He has always been such a kind boy, and it is no mystery to Adna why she had cared for him so fiercely in her youth. He had always been there with a smile, a kind word, and a heart that never stopped growing. How could she, as guarded and poisonous as she was, not want to keep something like that around?
How could she ever possibly push something like that away?
But not, with him sidling next to her, she wonders at the way that fierce, youthful crush had faded into something softer—something more platonic. She can only wonder at how different he is from Beth and how she could not have gone in a further direction.

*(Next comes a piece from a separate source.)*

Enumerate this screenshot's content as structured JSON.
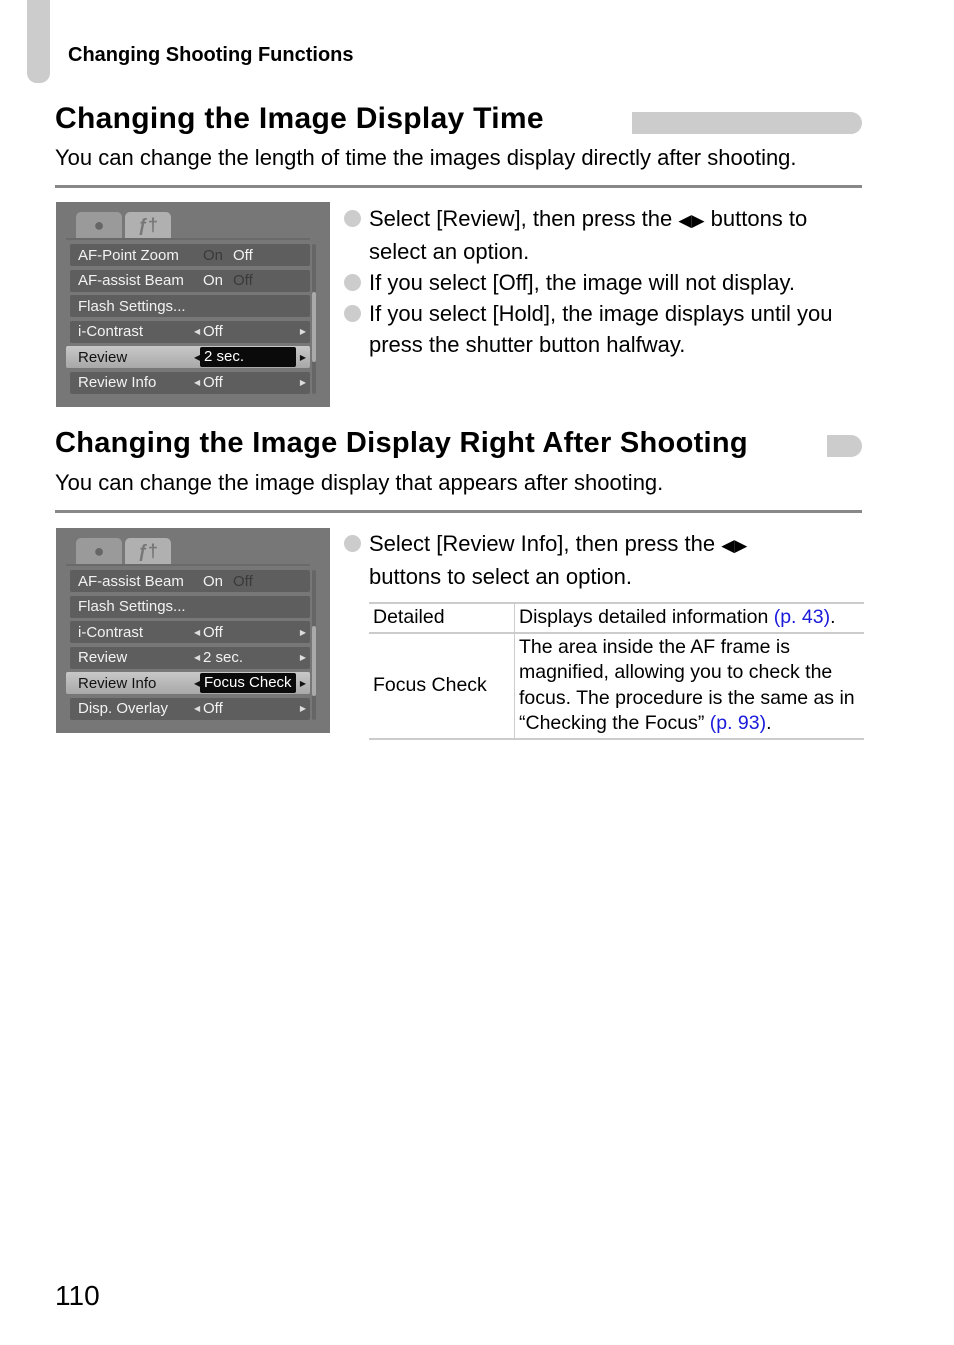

She thinks about the bay stallion with his granite jaw and the words that come so slowly, so deliberately, and so often without a shred of warmth within them.
She thinks about the way her heart bruises against her ribcage whenever she thinks of Beth—
she wonders if that is how he feels when he thinks about Starsin.
“I can’t,” she says softly, dropping her head and looking at the ground.
She feels tears burning the back of her sage green eyes but she holds them back for now because she is just so tired of crying—so tired of being so weak. “You don’t have to kill anyone,” and this comes with a watery laugh, low and deep in her throat as she leans over to push him gently, playfully.
“I can’t even admit it to myself,” she whispers, feeling it scratching at the back of her throat.
There is a beat, a pause of time, a breath when she finally looks up to catch his gaze.
“You didn’t deserve that. You know that, right? Whatever she said, she was wrong.”
She does, she thinks, but she keeps such things to herself.